Based on the naming convention, two are located at the food court area in basement 1 (P1A & P1B), one on the 2nd floor (R2), and a third one at the 3rd floor (R3 -- the movie theater level). Power Plant Mall is fairly small so I guess 4 units is sufficient.



Once connected to a WAP, opening the browser leads you to the wigo login/signup page. Signup was quick and simply. Not too many intrusive and personal questions. The only thing I could not figure out was -- it asked for an email address and said it will email activation code there. Hmm... but how can you access your email and activate it if in the first place, you don't have wifi access yet? Kinda like a chicken-and-the-egg problem. But strangely, it allowed me to proceed online without having to activate the link that was emailed.



I hated the thought of downloading the executable ad Toolbar installer. But I had no choice so I went ahead. The surfing speed was not bad. Doing a traceroute shows they are going through Bayantel (bti.net.ph). Not too surprising since Rockwell is owned by the Lopezes. Banner advertisers so far include Bayantel, JobsDB, Flower Farm, 88Db, Dell, and Convergys.
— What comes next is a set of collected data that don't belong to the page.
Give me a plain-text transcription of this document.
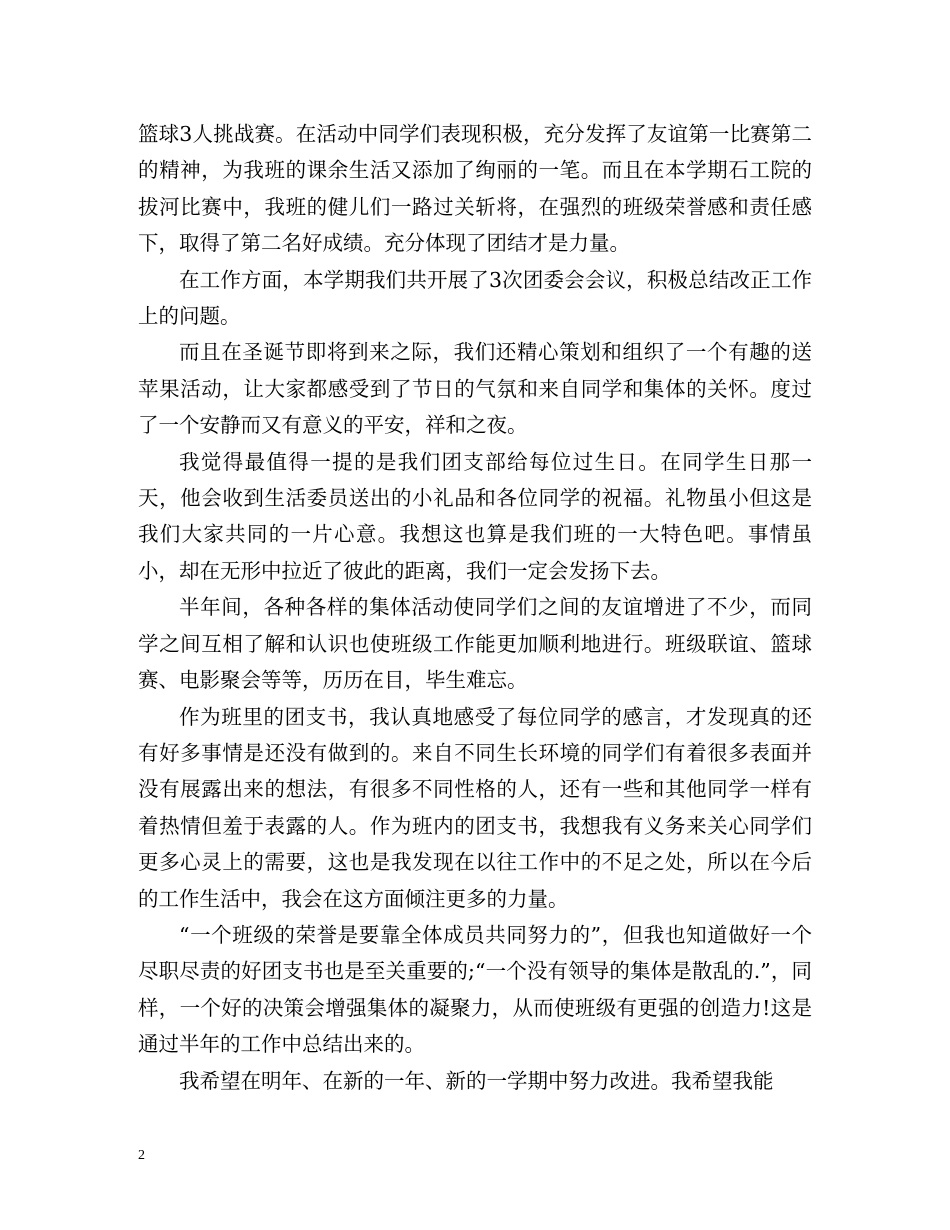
篮球3人挑战赛。在活动中同学们表现积极，充分发挥了友谊第一比赛第二的精神，为我班的课余生活又添加了绚丽的一笔。而且在本学期石工院的拔河比赛中，我班的健儿们一路过关斩将，在强烈的班级荣誉感和责任感下，取得了第二名好成绩。充分体现了团结才是力量。

在工作方面，本学期我们共开展了3次团委会会议，积极总结改正工作上的问题。

而且在圣诞节即将到来之际，我们还精心策划和组织了一个有趣的送苹果活动，让大家都感受到了节日的气氛和来自同学和集体的关怀。度过了一个安静而又有意义的平安，祥和之夜。

我觉得最值得一提的是我们团支部给每位过生日。在同学生日那一天，他会收到生活委员送出的小礼品和各位同学的祝福。礼物虽小但这是我们大家共同的一片心意。我想这也算是我们班的一大特色吧。事情虽小，却在无形中拉近了彼此的距离，我们一定会发扬下去。

半年间，各种各样的集体活动使同学们之间的友谊增进了不少，而同学之间互相了解和认识也使班级工作能更加顺利地进行。班级联谊、篮球赛、电影聚会等等，历历在目，毕生难忘。

作为班里的团支书，我认真地感受了每位同学的感言，才发现真的还有好多事情是还没有做到的。来自不同生长环境的同学们有着很多表面并没有展露出来的想法，有很多不同性格的人，还有一些和其他同学一样有着热情但羞于表露的人。作为班内的团支书，我想我有义务来关心同学们更多心灵上的需要，这也是我发现在以往工作中的不足之处，所以在今后的工作生活中，我会在这方面倾注更多的力量。

“一个班级的荣誉是要靠全体成员共同努力的”，但我也知道做好一个尽职尽责的好团支书也是至关重要的;“一个没有领导的集体是散乱的.”，同样，一个好的决策会增强集体的凝聚力，从而使班级有更强的创造力!这是通过半年的工作中总结出来的。

我希望在明年、在新的一年、新的一学期中努力改进。我希望我能

2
My old Thinkpad only has a 1024 x 768 resolution. The toolbar ad was occupying about 1/5th of the screen below so it was pretty annoying (the window is configured to be "always on top"). It covers a portion of my browser at any given time. If you try to push out the toolbar beyond the edges of the desktop to "hide" it, it repositions itself so that the entire window is visible at all times. I guess for users of larger screens, it won't be that much of a problem. But in my case, just to use GMail, I had to keep moving the toolbar around so I can read what's lying underneath it! Ah, the price one pays for free Internet, I guess.




After testing the service for about 10 mins with my GMail, I hibernated my notebook and proceeded to Kuretake. The entrance to the restaurant is outside the mall and along the driveway -- although its still part of the mall building. I checked my notebook again and found out there's no Wifi signal there. :P

1 comment:

orly_andico said...

I tried the WiGo AP in Paseo Center using my Nokia phone.

They still try to put an ad toolbar above the screen, but I guess the poor Javascript support in Safari for Symbian foils them. I could actually bypass the ad/URL toolbar and enter URL's directly.